SMITH AND SAVARD FOR HAYES
The trade: Reilly Smith and Marc Savard to Florida for the rights to RFA Jimmy Hayes
The grade: C-
This grade could be much lower, but again, we’re just evaluating the trades and not the motivation behind them.
The B’s made this move to get rid of Savard’s contract and therefore have more money to spend on Matt Beleskey. It did that, but it also saw the B’s downgrade big time from Smith to Hayes. The Bruins didn’t like Smith at his $3.425 million cap hit, but he’s scored 35 goals over the last two seasons while Hayes has totaled 15 at a $2.3 million cap hit.
STEMPNIAK TO BRUINS
The trade: 2016 fourth-round pick (No. 105; Evan Cormier) and 2017 second-round pick to Devils for Lee Stempniak
The grade: C
This one hurts because the Bruins could have had Stempniak without draft pick compensation by simply offering him a contract while he was skating in Boston over the summer. Instead, they gave up a really solid asset in that second-round pick.

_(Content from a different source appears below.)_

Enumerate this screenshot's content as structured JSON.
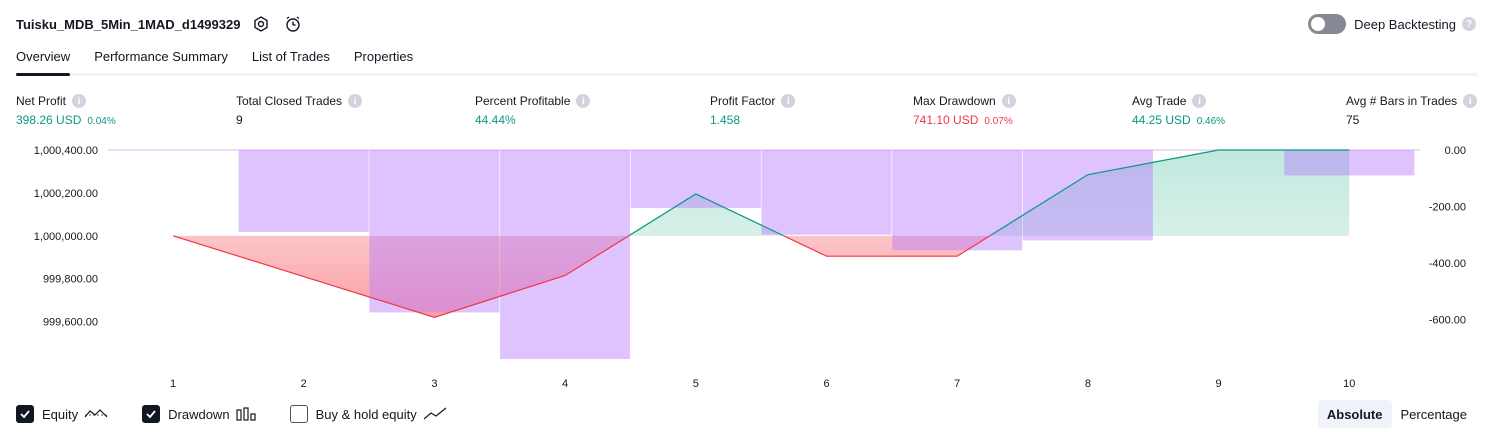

Stempniak was acquired to provide an upgrade over Brett Connolly on the right side of Patrice Bergeron’s line. He put up 10 points (three goals; seven assists) over 19 games, but he also endured a nine-game stretch in which he managed just one point.
LILES TO BRUINS
The trade: 2016 third-round pick (No. 75; Jack Lafontaine), 2017 fifth-round pick, Anthony Camara to Hurricanes for John-Michael Liles
The grade: C+
Liles played well down the stretch for Boston in 2016 and the Bruins liked him enough to buy out Dennis Seidenberg and re-sign Liles as his replacement. The smarter move would have been to keep Seidenberg for another year and then buy him out so the B’s wouldn’t have as much money as they do now, but that’s beside the point.
In a vacuum, they gave up a somewhat modest package for a fine second-or-third-pairing defenseman. They’ve certainly done worse.
STAFFORD TO BRUINS
The trade: Conditional sixth-round pick to Jets for Drew Stafford
The grade: B
A completely harmless move. Stafford can compete for a bottom-six job with Jimmy Hayes. The only real downside is that if Hayes and Beleskey don’t play down the stretch, it means they can’t resurrect their stock for a potential offseason trade (or selection by Vegas). The 31-year-old has four goals and nine assists for 13 points this season, which is actually enough to make him a better option than either Hayes or Beleskey at this point.